George drove around for a few hours, trying to refill his stash, with an increasing sense of hopelessness running through him. His gestures and sayings went out a little bit faster, and he fell asleep somewhere outside the Asda parking lot, three kilometers from his home, where Gloria sat red-eyed and sobbing in front of the television, stroking the family calico.

Morning came with a large crash, and he realized that someone had hit his car. He was still in the same agonized position, and despite the amount of coke he’d consumed last night, he felt surprisingly ok, as long as his thoughts drifted away from the loss of his entire stash from the night before. Which was easy on this particular morning, because someone was knocking on the window, jarring him awake.

“Oy, oy there mate”

“What? Where am I?”
“At the Asda mate, I just hit your motor.”

“But the hood its fine.”

“I hit the back I’m afraid, it’s all fucked”

It took George all the energy preserved through a torturous night of sleep to get up out of the leather bucket seat, and into the cold misty air to see about the back, which was fucked, but only slightly, a bit more than a fender bender, rendering his car still drivable if a bit of an eyesore.

“Oh, its allright. It’s not that bad. Look. Would you happen to know where I could score some Charlie around here, see its late --well early – but I.”

“Sorry mate, can’t help you there, here’s insurance information, but. And excuse me if I appear a bit out of line on this, but you look like shit, you might want to go home.”

Something registered in George just then. A switch, metallic and vibrant with a tremendous electrical storm surging through it, because in a manner of seconds after the unsolicited recommendation, George had punched the man in the mouth, knocked him to the floor, and proceeded to kick him until he could no longer move.

After an immediate evacuation of the Asda lot, George called Jim on his mobile. “I’m getting a divorce, Jimbo, I’m going to need the rest of the week off.

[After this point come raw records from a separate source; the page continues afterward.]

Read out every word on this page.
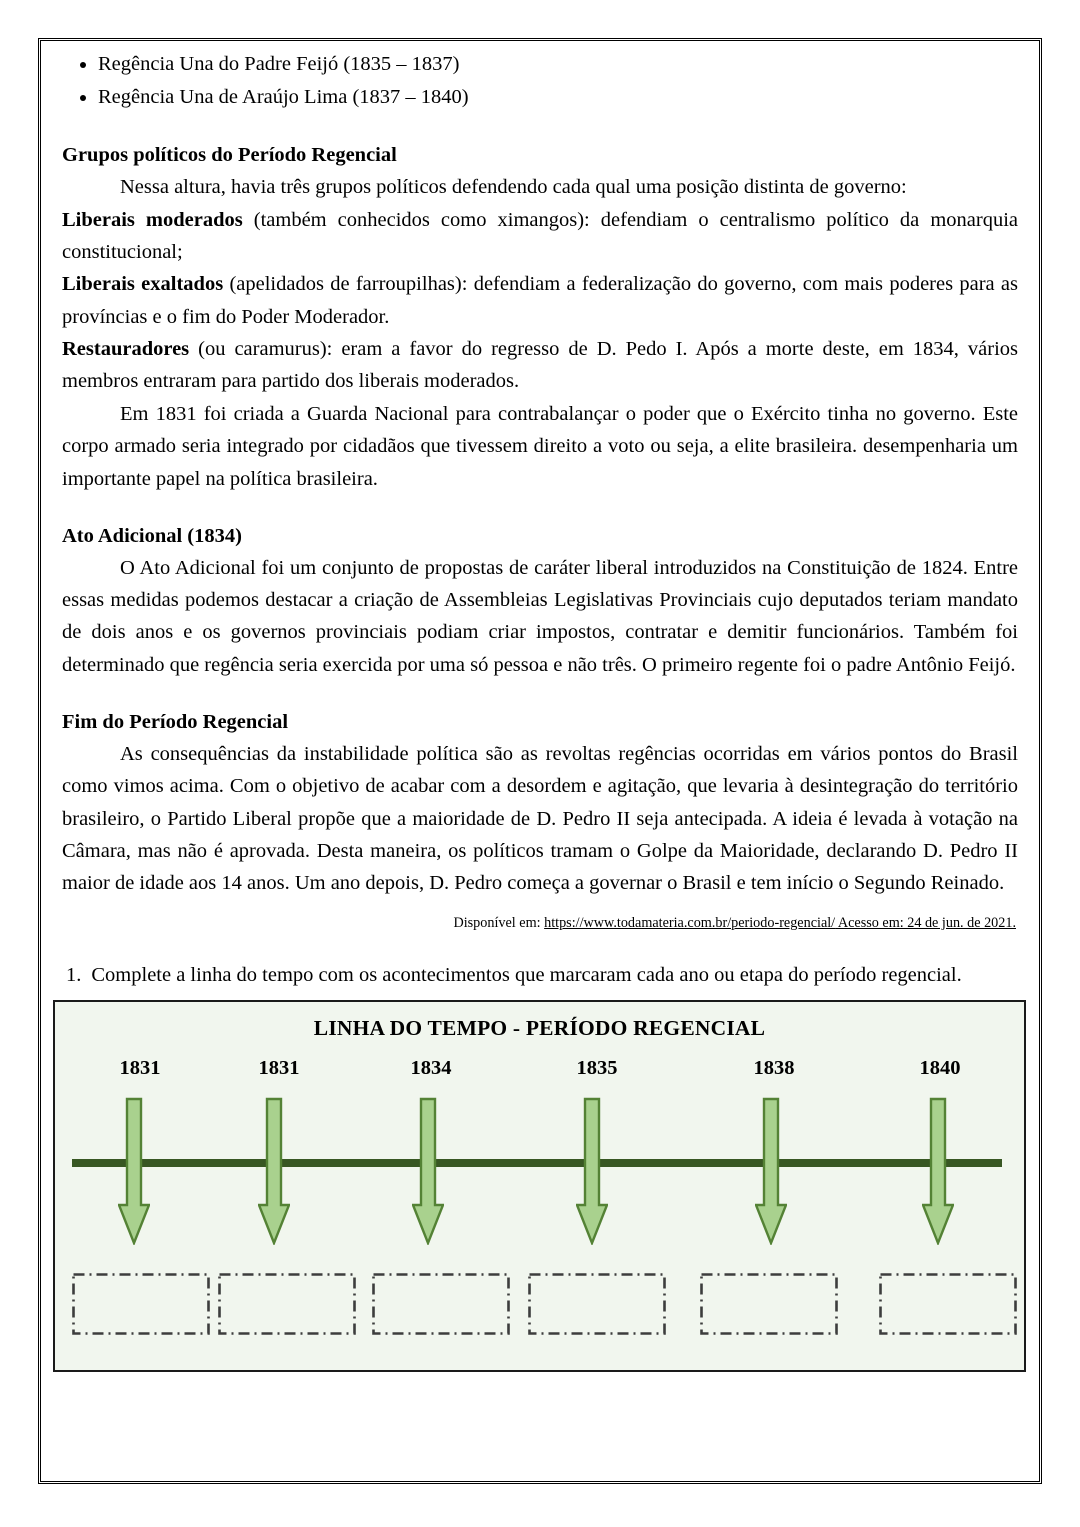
• Regência Una do Padre Feijó (1835 – 1837)
• Regência Una de Araújo Lima (1837 – 1840)
Grupos políticos do Período Regencial

Nessa altura, havia três grupos políticos defendendo cada qual uma posição distinta de governo:

Liberais moderados (também conhecidos como ximangos): defendiam o centralismo político da monarquia constitucional;

Liberais exaltados (apelidados de farroupilhas): defendiam a federalização do governo, com mais poderes para as províncias e o fim do Poder Moderador.

Restauradores (ou caramurus): eram a favor do regresso de D. Pedo I. Após a morte deste, em 1834, vários membros entraram para partido dos liberais moderados.

Em 1831 foi criada a Guarda Nacional para contrabalançar o poder que o Exército tinha no governo. Este corpo armado seria integrado por cidadãos que tivessem direito a voto ou seja, a elite brasileira. desempenharia um importante papel na política brasileira.

Ato Adicional (1834)

O Ato Adicional foi um conjunto de propostas de caráter liberal introduzidos na Constituição de 1824. Entre essas medidas podemos destacar a criação de Assembleias Legislativas Provinciais cujo deputados teriam mandato de dois anos e os governos provinciais podiam criar impostos, contratar e demitir funcionários. Também foi determinado que regência seria exercida por uma só pessoa e não três. O primeiro regente foi o padre Antônio Feijó.

Fim do Período Regencial

As consequências da instabilidade política são as revoltas regências ocorridas em vários pontos do Brasil como vimos acima. Com o objetivo de acabar com a desordem e agitação, que levaria à desintegração do território brasileiro, o Partido Liberal propõe que a maioridade de D. Pedro II seja antecipada. A ideia é levada à votação na Câmara, mas não é aprovada. Desta maneira, os políticos tramam o Golpe da Maioridade, declarando D. Pedro II maior de idade aos 14 anos. Um ano depois, D. Pedro começa a governar o Brasil e tem início o Segundo Reinado.

Disponível em: https://www.todamateria.com.br/periodo-regencial/ Acesso em: 24 de jun. de 2021.

1. Complete a linha do tempo com os acontecimentos que marcaram cada ano ou etapa do período regencial.
LINHA DO TEMPO - PERÍODO REGENCIAL
1831	1831	1834	1835	1838	1840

With Jimbo’s approval, something along the lines of “Well, the time could do a world of good mate, you’ll see” George sped home; ready to read Gloria the riot act.

He’d had a good hour and a half to come up with the speech, constructed during a nasty slog of a traffic jam on the M4. Storming into the home, George wasted no time in reading out the laundry list of things that hade made him feel inferior. He smashed a few knickknacks, told his wife the pathetic slug of a man he’d been before was gone and that she might as well get used to it, grabbed a suitcase, stuffed willy nilly with scotch, boxers, and a few undershirts, threw a handful of ties around his neck and returned to the car, knocking the left hand mirror off of his wife’s Peaugot as his arms trembled on the steering wheel, en route to the Hotel.

George’s room was on the fourth floor, tall enough to offer a sizable view of London’s west side, while at the same time not high enough for him to do anything rash. He sat out on the porch, smoking a Benson and Hedges cigarette, and drinking J & B straight to the bottle.

Addiction had been a constant companion to him, but it took cocaine to turn him into a self-descrutive maniac. He sobbed in between gulps of scotch, the edges of his posh London view growing softer as the daylight bled into the mixed rouge of evening, and the room span around until he managed to sleep soundly, half empty scotch bottle overturned on the balcony, the drapes swaying to the breezy evening on the 13th of January.